Never make your final college selection without visiting at least your top two or three choices. No matter how well you think you know a college or university, you can learn a lot (good or bad) by spending a few hours on campus, including whether or not the college feels like a good “fit” for you. Having family members accompany you on college visits is a great idea because it gives you extra “eyes and ears” and people with whom you can discuss your impressions.
There are no exceptions to rule #1.
A college is not necessarily right for you because its name is familiar. That might seem pretty obvious, but you wouldn’t believe how many students equate educational quality with name recognition.
Investigate at least three or four colleges you know little or nothing about but offer the field(s) of study of interest to you, are appropriately selective for a students with your grades and SAT or ACT scores, and are located in geographic areas attractive to you. You have nothing to lose and you might make a great discovery. A little research and an open mind can greatly increase the odds that you make a good college choice.
There are very few worse reasons to select a college than because your friends are going there. Choosing a college because your girlfriend or boyfriend is headed there is one of them. In fact, if there is a worse reason to choose a college, it escapes us.
Investigate, investigate, investigate, and be sure to separate reality from (often baseless) opinions. Lots of folks will refer to a college as “good”, “hard to get into”, “a party school”, “too expensive”, etc. without really knowing the facts. Don’t accept these kinds of generalizations without evidence.
Do not rule out colleges early because of cost. Many colleges offer scholarships, financial aid, and tuition installment plans that make them far more affordable than they may first appear. You can’t/won’t know how much it will cost to attend a college until the very end of the process.

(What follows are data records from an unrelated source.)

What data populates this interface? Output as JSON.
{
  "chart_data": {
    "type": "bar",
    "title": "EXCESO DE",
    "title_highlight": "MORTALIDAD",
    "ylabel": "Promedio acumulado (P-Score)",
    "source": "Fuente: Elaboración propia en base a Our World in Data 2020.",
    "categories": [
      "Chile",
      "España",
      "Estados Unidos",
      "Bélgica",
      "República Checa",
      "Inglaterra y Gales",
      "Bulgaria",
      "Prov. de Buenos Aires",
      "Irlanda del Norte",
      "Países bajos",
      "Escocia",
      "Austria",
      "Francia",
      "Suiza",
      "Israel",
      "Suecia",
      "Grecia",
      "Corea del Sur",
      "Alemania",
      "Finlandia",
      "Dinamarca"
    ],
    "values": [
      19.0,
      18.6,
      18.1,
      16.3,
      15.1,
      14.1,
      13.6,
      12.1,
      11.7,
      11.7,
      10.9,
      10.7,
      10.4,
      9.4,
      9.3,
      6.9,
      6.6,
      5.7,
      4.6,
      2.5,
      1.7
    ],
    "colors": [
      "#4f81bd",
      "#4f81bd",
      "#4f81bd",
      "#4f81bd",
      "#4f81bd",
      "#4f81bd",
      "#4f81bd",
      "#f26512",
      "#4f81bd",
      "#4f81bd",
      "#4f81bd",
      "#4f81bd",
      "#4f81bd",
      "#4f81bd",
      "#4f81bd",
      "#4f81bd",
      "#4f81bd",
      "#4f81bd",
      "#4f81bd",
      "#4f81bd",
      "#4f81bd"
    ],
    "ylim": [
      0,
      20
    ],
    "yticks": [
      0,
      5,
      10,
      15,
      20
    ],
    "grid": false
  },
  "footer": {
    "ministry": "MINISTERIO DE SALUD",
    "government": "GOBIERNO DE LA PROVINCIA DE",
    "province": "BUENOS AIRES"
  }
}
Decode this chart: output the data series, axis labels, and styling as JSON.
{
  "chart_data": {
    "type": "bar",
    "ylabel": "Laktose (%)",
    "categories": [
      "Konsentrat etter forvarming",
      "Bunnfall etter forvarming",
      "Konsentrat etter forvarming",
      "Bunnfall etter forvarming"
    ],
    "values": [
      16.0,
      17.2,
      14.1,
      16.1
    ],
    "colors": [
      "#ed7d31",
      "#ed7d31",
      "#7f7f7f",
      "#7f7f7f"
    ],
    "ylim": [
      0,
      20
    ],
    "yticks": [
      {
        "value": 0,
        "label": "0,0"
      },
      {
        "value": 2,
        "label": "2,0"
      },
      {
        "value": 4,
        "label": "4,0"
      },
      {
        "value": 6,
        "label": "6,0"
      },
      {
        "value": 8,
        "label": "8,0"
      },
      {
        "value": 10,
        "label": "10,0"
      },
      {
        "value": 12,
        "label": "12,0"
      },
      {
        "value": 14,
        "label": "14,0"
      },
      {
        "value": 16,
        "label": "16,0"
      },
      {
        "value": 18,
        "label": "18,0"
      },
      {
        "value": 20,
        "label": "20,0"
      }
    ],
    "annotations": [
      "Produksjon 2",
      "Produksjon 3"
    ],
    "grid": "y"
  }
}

Deadlines, whether for college applications, SAT or ACT registration, financial aid, scholarships, campus housing, etc. are not suggestions. Miss a deadline and you may find yourself in deep you-know-what. Write down on a calendar and adhere strictly to all deadlines.
Don’t be afraid to apply to a few “reach schools”. You might be pleasantly surprised by the results if you are not entirely unrealistic. Then, apply to at least three colleges you like which are highly likely to admit you. Remember, choose these three colleges very carefully as they are the places where you are mostly likely to wind up. Finally, choose at least two “safety” colleges. Colleges to which you are virtually certain you will be admitted. Choosing “safety” schools they don’t really like is a mistake many students make. If you take the time to choose safety schools you would be happy to attend, you’ll eliminate all the anxiety some students experience in the college application and admissions process.
When it is time to make your final choice, discuss your options with your family, your counselor (if you have one), and others who know you well and whose judgment you value. If you have a tough time choosing among two or more colleges or universities it is probably because you have done a good job putting together your list and you will be happy at whichever institution you choose. Once you make your choice, don’t agonize over it. If you have followed these rules there is an excellent chance your final college choice will be a good one.